Ora l’atto materiale dell’estradizione dovrà essere firmato dal presidente Lula. È evidente che Lula può opporsi, ne ha facoltà, ma se così fosse, avallerebbe sì un atto del suo ministro della Giustizia e suo amico personale, però dovrebbe rimangiarsi una sua dichiarazione ufficiale e contemporaneamente mettere in crisi le relazioni con l’Italia, specie se in altri casi dovesse adottare un atteggiamento diverso.
Inutile dire che quando la notizia è giunta in Parlamento, essa è stata accolta con un applauso di soddisfazione.

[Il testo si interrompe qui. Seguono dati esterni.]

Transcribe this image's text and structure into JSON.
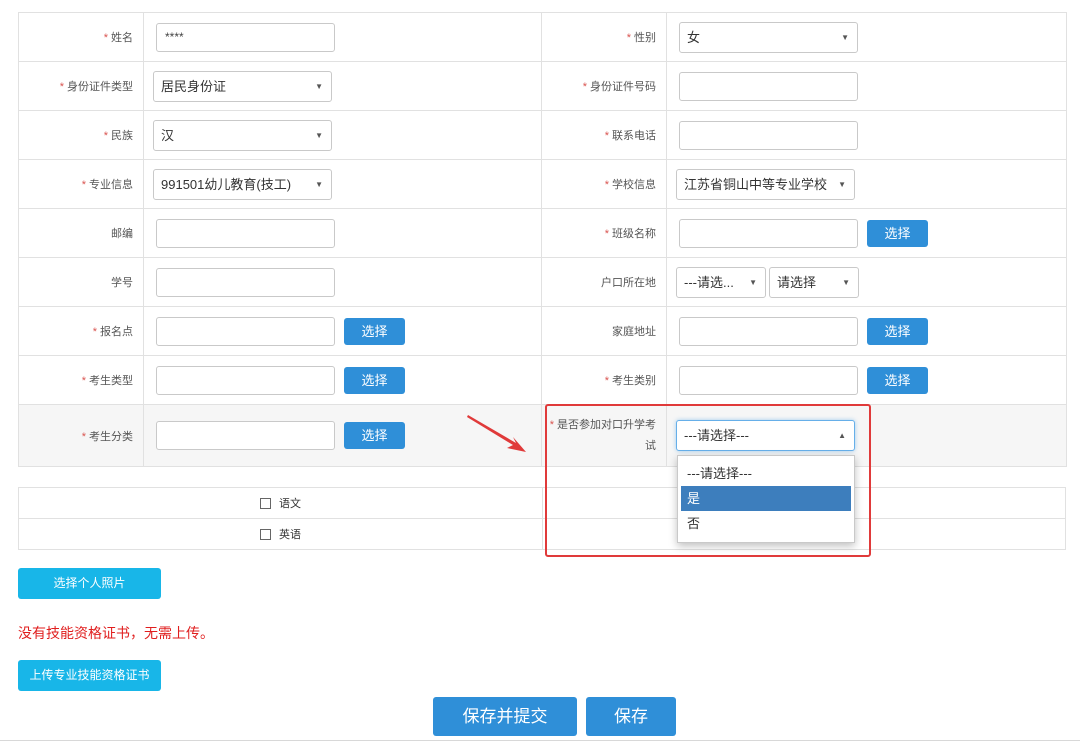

Intanto, la Francia ha fatto sapere che non intende occuparsi più del caso. Come si ricorderà, se non a favorire certo a proteggere la fuga di Battisti fu proprio la complicità di Carla Bruni, neo first Lady, anche se in occasione del G8 de L’Aquila, quest’anno, ha smentito un suo interessamento. D’altra parte, anche se volesse, la Francia non ha più nulla a che vedere con il destino di Cesare Battisti, che tra l’altro in questi anni ha avuto un atteggiamento di irrisione nei confronti delle vittime e dei familiari.